Com a primeira utilização da droga, descobrimos que essa nova versão de Sparkle é nada mais, nada menos que um corpo inteiramente novo, que tem uma aparência consideravelmente mais jovem e definitivamente mais atraente para o mercado do entretenimento. A mulher agora possui dois corpos diferentes, os quais terá de sempre estar alternando entre eles a cada sete dias para manter o funcionamento da “Substância” estável. Essa nova versão de Sparkle ganha o nome de Sue, apenas Sue (Margaret Qualley), sem mais nem menos.
A recém-criada identidade vai conquistando seu espaço no showbiz, e com isso, alimentando o tão desejado sonho estrelado de manter a fama de outrora que Sparkle tinha dentro de si. Mas a busca insana pelo sucesso começa a separar drasticamente a cabeça dessa mulher a cada nova troca de corpo. Sue é jovem, descolada, totalmente na moda e completamente desejada. Elizabeth, por outro lado, não se enxerga no corpo e rosto de alguém que já está na casa dos 50 anos. Ela sente falta da atração que costumava gerar nos homens, a ponto de ter dar bola para um dos maiores esquisitos da terra, só porque ele ainda consegue vê-la de uma forma atraente.

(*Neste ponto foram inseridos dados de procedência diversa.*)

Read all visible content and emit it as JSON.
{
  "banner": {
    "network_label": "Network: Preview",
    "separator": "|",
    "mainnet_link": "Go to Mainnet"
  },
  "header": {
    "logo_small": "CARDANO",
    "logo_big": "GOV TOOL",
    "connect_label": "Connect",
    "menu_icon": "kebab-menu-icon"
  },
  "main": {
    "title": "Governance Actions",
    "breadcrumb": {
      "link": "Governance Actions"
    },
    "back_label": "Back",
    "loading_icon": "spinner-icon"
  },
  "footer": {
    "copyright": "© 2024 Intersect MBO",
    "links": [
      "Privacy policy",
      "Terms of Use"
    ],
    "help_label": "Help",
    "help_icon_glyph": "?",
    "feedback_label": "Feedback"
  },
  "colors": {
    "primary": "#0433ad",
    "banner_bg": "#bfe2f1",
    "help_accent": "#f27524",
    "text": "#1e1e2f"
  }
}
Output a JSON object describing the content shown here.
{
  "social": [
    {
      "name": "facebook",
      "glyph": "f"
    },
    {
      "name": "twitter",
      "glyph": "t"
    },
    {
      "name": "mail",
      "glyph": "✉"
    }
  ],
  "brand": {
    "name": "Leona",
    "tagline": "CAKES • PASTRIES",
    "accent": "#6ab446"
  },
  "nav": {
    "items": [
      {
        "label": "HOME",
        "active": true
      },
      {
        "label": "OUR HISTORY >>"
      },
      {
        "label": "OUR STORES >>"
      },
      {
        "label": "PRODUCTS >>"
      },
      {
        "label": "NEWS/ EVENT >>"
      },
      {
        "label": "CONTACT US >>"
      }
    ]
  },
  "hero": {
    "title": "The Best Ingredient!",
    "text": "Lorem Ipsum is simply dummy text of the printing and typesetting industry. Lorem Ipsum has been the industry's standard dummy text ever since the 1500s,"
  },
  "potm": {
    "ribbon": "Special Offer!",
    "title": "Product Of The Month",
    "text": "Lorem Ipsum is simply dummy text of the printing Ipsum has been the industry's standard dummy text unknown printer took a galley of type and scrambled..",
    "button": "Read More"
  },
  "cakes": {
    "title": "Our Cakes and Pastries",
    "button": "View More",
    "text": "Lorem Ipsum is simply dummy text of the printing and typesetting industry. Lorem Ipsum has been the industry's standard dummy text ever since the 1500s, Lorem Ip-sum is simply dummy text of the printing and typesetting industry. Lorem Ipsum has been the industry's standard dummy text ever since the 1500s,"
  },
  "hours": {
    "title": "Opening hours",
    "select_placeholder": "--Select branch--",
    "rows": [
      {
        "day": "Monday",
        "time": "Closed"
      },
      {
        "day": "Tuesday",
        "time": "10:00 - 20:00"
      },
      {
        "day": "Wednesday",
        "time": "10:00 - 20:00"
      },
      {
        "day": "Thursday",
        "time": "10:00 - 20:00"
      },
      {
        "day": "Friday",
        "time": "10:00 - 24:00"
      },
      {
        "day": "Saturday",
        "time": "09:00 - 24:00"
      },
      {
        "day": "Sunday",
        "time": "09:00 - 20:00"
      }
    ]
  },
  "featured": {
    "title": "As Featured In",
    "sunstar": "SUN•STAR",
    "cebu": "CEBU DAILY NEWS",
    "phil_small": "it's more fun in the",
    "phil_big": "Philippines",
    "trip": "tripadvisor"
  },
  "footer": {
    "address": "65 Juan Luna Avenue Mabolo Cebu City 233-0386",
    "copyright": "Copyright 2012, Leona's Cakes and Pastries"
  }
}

Os contrastes entre beleza e idade são alvo de debate há muito tempo, nas mais diversas mídias. Da mesma forma que é de conhecimento comum que Hollywood prega por essa juventude e jovialidade de uma forma extremamente predatória, ainda mais se tratando de mulheres. Contudo, a construção de Fargeat nos leva para os diferentes lados desse debate de formas muito interessantes, permitindo que esse discurso alcance o espectador, mas de uma maneira eletrizante, contagiante e fulminante. A mistura de terror com sci-fi foi uma excelente sacada, uma dupla super consagrada e que ganha roupagens riquíssimas dentro das 2h21 de duração. A ponto de ainda no primeiro terço do filme, o nascimento de Sue remeter a clássica franquia “Alien” de uma forma lindamente angustiante e grotesca.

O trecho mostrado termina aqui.